Salary and Job Prospects

The BLS predicted excellent job prospects for medical assistants between 2014 and 2024 and an increase in employment of 23%. As of May 2015, the median salary for medical assistants was $30,590.

Medical Secretary

Medical secretaries perform administrative tasks in medical and healthcare practices and institutions. Depending on the size of the practice or business, a medical secretary may schedule appointments, greet patients and perform back office tasks such as billing and maintaining patient charts.

Education and Credentialing Requirements

According to the BLS, medical secretaries often complete specialized education programs offered by vocational schools and community colleges. Certification options include the Medical Administrative Specialist designation from American Medical Technologists, which is specifically geared toward medical office administration professionals, as well as the Certified Professional Secretary and the Certified Administrative Professional designations, both of which are available to secretaries in any industry.

Salary and Job Prospects

According to the BLS, the median annual wage for medical secretaries as of May 2015 was $33,040. The BLS predicted a high rate of employment growth for medical secretaries, at a rate of 21% between 2014 and 2024.

Medical Billing Coder

Medical billing coders prepare insurance reimbursement forms by assigning codes to various medical procedures and services, according to the BLS. Coders use specialized software to do this and may often need to use several different coding systems, each corresponding to the context in which the patient received healthcare services.

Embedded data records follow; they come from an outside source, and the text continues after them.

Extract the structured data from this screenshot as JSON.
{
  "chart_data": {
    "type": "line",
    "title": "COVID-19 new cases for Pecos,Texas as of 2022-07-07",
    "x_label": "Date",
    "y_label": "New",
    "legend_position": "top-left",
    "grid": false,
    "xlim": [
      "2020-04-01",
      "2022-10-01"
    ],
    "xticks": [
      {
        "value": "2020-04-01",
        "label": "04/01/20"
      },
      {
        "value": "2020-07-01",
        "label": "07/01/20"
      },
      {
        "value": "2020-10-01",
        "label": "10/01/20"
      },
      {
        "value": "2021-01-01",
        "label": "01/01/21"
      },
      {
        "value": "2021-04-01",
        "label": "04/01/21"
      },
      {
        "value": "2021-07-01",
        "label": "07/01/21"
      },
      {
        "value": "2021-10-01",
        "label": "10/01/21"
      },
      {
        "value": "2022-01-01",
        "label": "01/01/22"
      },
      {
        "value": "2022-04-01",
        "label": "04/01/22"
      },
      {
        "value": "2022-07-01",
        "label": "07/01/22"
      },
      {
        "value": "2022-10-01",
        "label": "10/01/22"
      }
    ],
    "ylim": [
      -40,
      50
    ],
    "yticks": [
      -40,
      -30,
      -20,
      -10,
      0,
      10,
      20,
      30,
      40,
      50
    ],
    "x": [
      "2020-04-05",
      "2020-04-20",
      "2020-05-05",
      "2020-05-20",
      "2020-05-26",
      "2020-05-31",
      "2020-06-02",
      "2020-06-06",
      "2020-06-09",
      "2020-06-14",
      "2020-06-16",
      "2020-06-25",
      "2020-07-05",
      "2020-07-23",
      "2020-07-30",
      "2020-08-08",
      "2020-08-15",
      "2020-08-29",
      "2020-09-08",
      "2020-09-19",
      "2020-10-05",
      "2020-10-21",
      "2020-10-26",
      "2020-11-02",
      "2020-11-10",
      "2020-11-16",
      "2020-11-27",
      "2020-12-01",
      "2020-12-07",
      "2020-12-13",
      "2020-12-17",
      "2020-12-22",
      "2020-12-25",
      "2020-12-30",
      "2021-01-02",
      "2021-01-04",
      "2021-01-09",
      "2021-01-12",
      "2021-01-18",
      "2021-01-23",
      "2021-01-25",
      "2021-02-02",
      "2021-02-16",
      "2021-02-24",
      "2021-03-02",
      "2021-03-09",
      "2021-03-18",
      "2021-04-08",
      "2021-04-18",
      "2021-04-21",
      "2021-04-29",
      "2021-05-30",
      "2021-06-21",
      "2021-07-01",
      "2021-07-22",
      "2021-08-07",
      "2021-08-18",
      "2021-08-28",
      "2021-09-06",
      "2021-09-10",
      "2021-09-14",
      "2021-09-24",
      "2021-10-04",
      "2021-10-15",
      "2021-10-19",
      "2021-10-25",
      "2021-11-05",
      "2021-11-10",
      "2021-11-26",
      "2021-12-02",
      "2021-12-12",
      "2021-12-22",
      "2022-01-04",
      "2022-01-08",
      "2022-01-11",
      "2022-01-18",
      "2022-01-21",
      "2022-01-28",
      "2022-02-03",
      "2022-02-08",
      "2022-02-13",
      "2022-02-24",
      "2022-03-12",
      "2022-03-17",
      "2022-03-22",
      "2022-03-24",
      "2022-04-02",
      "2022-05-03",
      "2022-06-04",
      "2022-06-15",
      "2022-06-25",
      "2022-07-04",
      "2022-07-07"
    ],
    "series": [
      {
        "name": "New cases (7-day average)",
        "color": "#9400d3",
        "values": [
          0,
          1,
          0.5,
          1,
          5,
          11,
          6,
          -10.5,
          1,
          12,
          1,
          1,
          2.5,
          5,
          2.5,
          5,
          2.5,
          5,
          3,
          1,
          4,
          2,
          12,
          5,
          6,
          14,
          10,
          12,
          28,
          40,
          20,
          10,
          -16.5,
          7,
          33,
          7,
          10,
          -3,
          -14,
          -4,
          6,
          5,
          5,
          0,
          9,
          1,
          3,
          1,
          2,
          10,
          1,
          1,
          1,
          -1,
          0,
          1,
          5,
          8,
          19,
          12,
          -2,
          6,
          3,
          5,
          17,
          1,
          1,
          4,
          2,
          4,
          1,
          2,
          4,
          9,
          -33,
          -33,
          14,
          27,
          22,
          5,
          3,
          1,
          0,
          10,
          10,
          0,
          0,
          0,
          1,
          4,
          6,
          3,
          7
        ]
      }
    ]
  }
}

Education and Credentialing Requirements

The BLS states that coders usually have an associate's degree in medical billing and coding. They may also hold certification from a professional association for medical support professionals, such as the American Academy of Professional Coders, Professional Association of Healthcare Coding Specialists or Board of Medical Specialty Coding.

Salary and Job Prospects

The BLS considers medical billing coders to be a subset of the medical records and health information technician profession. The median salary for medical records and health information technicians as of May 2015 was $37,110. The job prospects for people in this industry were expected to be very good between 2014 and 2024, with employment increasing by 15% during this time.

Medical billing coders look after insurance billing information and provide codes for services provided, while medical secretaries perform clerical tasks such as filing, completing paperwork and scheduling appointments. Medical assistants perform some basic assessments of patients, such as taking their blood pressure or updating charts. These medical professionals can opt to work in the field of alternative medicine and can expect that from 2014 to 2024 they will enjoy job growth rates that are much higher than the national average of 7%.